Saturday 20 September 2014

Some fact and figures from #IndyRef

Ok we have all seen the conspiracy theories but here are some of the facts that would have to have been different if the Yes side really had to overcome the silent majority to win. I started to crunch these numbers when someone actually said the result wasn't a landslide to which someone else used the Politico definition:

 a landslide election win is one in which the winning candidate beats his opponent by at least 10 percentage points.

But I decided to look at it this way. What would have been required out of the available votes remaining to turn the election around. As we know on Thursday the electorate was engaged and apathy wasn't was a winner. We have to assume that everyone's vote was counted correctly, yes there may have been a few that somehow missed all the observers and the counters attention, but with the vote split 11 to 9 this would statistically have been an error that was have affected both sides equally.

So where there enough votes left that Yes could have won?

Yes finished some 383, 979 votes behind no on a 84.59% turn out.

Yes secured 1,617,949 votes which at 37.77% of the total registered voters would have won most elections in recent times. If it were not for the 2,001,928 votes that No secured which was 46.74% of all those registered  to vote. That is astounding that they came so close to having 50% of all those who could have voted, but they didn't so more could have been swayed and persuaded to vote.

So lets look at those that didn't vote, there were only 663,515 of these in the whole of the 4,283,392 registered from the age of 16 upwards who could vote. Which in itself was 97% of those eligible to vote.

Therefore we can see there were still enough votes available that could have seen a different result.

But how well would Yes have had to do with that available number of voters?

To secure to 383,980 additional votes that Yes would have needed to win by a single vote would have required 57.87% of those that didn't vote to ALL vote yes. Which would have taken turnout up to a even more incredible 93.47%.
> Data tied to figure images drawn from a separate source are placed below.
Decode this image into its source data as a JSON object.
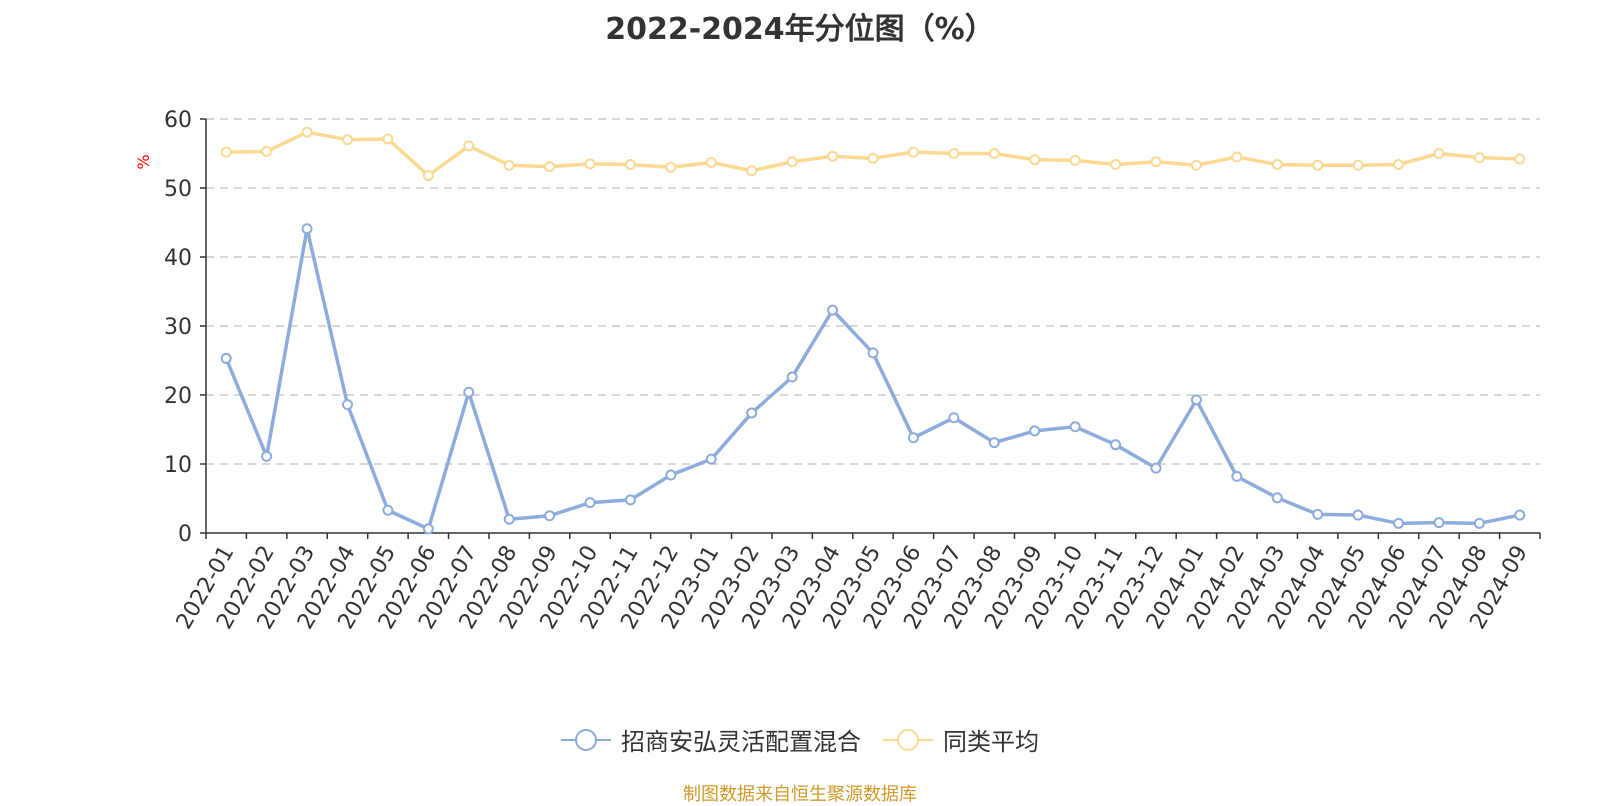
{
  "colors": {
    "fund": "#8eacdb",
    "avg": "#fcd993",
    "axis": "#333333",
    "grid": "#cccccc",
    "unit": "#ff0000",
    "source": "#d09a2a"
  },
  "chart_data": {
    "type": "line",
    "title": "2022-2024年分位图（%）",
    "ylabel": "%",
    "ylim": [
      0,
      60
    ],
    "yticks": [
      0,
      10,
      20,
      30,
      40,
      50,
      60
    ],
    "grid": true,
    "legend_position": "bottom",
    "categories": [
      "2022-01",
      "2022-02",
      "2022-03",
      "2022-04",
      "2022-05",
      "2022-06",
      "2022-07",
      "2022-08",
      "2022-09",
      "2022-10",
      "2022-11",
      "2022-12",
      "2023-01",
      "2023-02",
      "2023-03",
      "2023-04",
      "2023-05",
      "2023-06",
      "2023-07",
      "2023-08",
      "2023-09",
      "2023-10",
      "2023-11",
      "2023-12",
      "2024-01",
      "2024-02",
      "2024-03",
      "2024-04",
      "2024-05",
      "2024-06",
      "2024-07",
      "2024-08",
      "2024-09"
    ],
    "series": [
      {
        "name": "招商安弘灵活配置混合",
        "color_key": "fund",
        "values": [
          25.3,
          11.1,
          44.1,
          18.6,
          3.3,
          0.6,
          20.4,
          2.0,
          2.5,
          4.4,
          4.8,
          8.4,
          10.7,
          17.4,
          22.6,
          32.3,
          26.1,
          13.8,
          16.7,
          13.1,
          14.8,
          15.4,
          12.8,
          9.4,
          19.3,
          8.2,
          5.1,
          2.7,
          2.6,
          1.4,
          1.5,
          1.4,
          2.6
        ]
      },
      {
        "name": "同类平均",
        "color_key": "avg",
        "values": [
          55.2,
          55.3,
          58.1,
          57.0,
          57.1,
          51.8,
          56.1,
          53.3,
          53.1,
          53.5,
          53.4,
          53.0,
          53.7,
          52.5,
          53.8,
          54.6,
          54.3,
          55.2,
          55.0,
          55.0,
          54.1,
          54.0,
          53.4,
          53.8,
          53.3,
          54.5,
          53.4,
          53.3,
          53.3,
          53.4,
          55.0,
          54.4,
          54.2
        ]
      }
    ]
  },
  "source_text": "制图数据来自恒生聚源数据库"
}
Even if all of those who didn't vote could express an opinion 78.93% of them or 523,748 of them would have had to vote yes. and that would have give Yes a majority of 2 votes as there was actually an even number of registered voters.

If we were to assume that the % of rejected ballots (0.0947%) in the remainder of the voters that percentage there would be 629 less votes available. They would then need only 523,433 of the remainder, however that is 78.96% of those that would be available. So even if there had been 100% turn out yes would have needed 4 out of every 5 votes from those that did not vote to win when they were achieving 9 out of 20 from those that actually did.

So therefore can we put the conspiracy theories aside. There was a 10 percentage point divide at the end. Some Yes campaigners are saying it felt closer than that. Opinion polls said it felt closer than that. But when you consider that some vocal Yes supporters were calling No voters cowards, traitors or whatever and calling for some of them to go home, saying those born elsewhere had no right to vote and some were threatening people that they'd have to move, face a day of reckoning etc is it not possible that some people who would vote no were scared to tell anyone that in public and would say they were voting yes.

As the last weeks polls seemed to suggest that it was withing 4% even if the margin of error of 3% on a individual poll would only take that to 7%. But that there were a large number of polls in that last week to a fortnight that showed it was that close there would appear to have been maybe a 1% margin in those polled, but certainly not all of them were possibly giving their true intentions and that could well have applied to Yes canvassers especially if those people voting no felt that the threats might come to something should there be independence.